I think the actual name here - CorrelationId or not - might be a bit different in different organizations and teams. For example, the w3c is working on a standard for HTTP for this. Altough different names, the goal is the same, to send/log something across systems (microservices) to correlate behaviour.

Be ware of lots of (git) repos

Once you have multiple microservices it must be easy to work with them. Altough I haven't tried it myself, i'm leaning towards a monorepo structure where you only have one single repo for all your code bases. The other option is to have one repo per microservice (which is what I have now, but i'm starting to dislike). It's just too cumbersome to fetch 10 different repos.

How big should a microservice be?

tldr; It is very hard to know and no real way to "measure" it.

This is a hard to answer for the same reason there will most likely never be an easy way to "measure" whether your system or app is a "microservice" or not. I think this short video (8 min) of Sam Newman explains it well:

Summary

My take so far on microservices is that the battle between monoliths and microservices is less important, but responsibility is the important part. I do not believe that monoliths are dead, but I do however believe that generally speaking your organization will be much more flexible with small services with a clear responsibility.

I also see a great benefit with microservices that they are (in case needed) much easier to move between different teams in the organization. Organizations will inevitably change, so I think it's very valuable if our architecture allows for that.

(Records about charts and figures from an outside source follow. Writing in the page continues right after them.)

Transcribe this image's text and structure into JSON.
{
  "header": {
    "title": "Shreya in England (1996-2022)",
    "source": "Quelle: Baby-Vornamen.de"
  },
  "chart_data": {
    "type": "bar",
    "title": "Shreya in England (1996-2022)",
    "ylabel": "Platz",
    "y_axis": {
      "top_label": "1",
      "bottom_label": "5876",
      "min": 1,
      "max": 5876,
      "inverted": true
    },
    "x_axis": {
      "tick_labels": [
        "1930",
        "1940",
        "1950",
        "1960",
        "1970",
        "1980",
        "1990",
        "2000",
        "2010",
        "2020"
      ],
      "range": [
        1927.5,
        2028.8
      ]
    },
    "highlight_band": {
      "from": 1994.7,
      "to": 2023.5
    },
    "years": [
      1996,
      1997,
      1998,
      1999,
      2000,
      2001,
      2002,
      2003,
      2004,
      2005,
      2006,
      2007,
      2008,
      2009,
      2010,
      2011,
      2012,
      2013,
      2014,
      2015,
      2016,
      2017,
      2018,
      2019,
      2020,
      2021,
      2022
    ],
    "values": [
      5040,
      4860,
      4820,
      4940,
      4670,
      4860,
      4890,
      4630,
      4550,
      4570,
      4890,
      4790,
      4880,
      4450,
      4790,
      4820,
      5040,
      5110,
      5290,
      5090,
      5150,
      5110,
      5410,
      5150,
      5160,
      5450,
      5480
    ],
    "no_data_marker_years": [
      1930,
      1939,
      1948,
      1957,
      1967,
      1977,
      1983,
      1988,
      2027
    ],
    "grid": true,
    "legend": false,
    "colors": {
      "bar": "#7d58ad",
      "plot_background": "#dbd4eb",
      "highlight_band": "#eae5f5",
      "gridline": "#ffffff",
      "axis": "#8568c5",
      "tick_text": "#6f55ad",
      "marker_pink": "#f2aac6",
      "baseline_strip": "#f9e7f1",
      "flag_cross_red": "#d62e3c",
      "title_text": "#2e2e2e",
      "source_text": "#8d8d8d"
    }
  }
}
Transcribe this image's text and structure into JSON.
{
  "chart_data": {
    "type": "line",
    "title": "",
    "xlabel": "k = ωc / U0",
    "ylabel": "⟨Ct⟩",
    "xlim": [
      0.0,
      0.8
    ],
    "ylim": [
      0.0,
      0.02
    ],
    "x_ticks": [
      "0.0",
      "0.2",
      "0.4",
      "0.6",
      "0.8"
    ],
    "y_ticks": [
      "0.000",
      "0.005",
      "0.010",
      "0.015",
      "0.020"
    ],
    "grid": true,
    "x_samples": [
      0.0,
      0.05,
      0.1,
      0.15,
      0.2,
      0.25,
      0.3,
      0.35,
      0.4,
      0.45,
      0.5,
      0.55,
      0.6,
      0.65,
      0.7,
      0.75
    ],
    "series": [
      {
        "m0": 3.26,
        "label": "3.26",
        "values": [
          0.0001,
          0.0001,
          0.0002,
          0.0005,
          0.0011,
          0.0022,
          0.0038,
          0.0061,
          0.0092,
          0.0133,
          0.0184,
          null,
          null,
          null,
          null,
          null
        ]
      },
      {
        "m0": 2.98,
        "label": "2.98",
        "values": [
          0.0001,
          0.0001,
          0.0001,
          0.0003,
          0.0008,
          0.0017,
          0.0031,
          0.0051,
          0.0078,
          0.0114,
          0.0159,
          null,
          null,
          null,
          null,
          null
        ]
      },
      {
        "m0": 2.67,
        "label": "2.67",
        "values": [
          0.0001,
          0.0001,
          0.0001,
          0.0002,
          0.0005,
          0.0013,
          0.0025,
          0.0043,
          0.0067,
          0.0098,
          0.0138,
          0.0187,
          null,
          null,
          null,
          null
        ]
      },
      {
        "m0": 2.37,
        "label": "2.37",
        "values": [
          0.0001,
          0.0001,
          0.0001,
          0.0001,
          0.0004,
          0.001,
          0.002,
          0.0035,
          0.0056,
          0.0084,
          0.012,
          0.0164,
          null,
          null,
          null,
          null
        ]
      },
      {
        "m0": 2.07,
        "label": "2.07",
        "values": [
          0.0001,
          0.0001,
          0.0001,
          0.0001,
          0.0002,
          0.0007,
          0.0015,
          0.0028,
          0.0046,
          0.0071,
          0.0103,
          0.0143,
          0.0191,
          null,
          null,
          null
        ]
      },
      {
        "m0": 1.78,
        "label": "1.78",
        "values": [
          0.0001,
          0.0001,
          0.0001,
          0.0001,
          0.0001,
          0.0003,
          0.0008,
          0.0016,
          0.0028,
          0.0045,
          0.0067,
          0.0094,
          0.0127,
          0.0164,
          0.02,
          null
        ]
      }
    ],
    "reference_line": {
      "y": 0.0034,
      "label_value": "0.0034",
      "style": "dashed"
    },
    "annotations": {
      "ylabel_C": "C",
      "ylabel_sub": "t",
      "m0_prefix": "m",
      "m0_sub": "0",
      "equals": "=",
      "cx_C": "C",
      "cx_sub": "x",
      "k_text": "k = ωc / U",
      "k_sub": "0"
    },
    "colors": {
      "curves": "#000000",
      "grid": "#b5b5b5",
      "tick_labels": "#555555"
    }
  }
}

Last but not least - from my experience the by far hardest part is to make each microservice have it's own responsibility, and not let that responsibility pollute other microservices. It's hard to draw these lines clearly. If you think about it in other terms - say a football coach and an ice hockey coach, you expect to always go to the football coach for advice for that sport. If you one day must go to your ice hockey coach to get recommendations for a new pair of football shoes things start to be pretty unexpected. Responsibilites and knowledge starts to blur and become a mess. While easy to relate to, I think it's a fair anology of how you can relate to computer systems (microservices), and also a good point on why responsiblity is very important to keep microservices intact.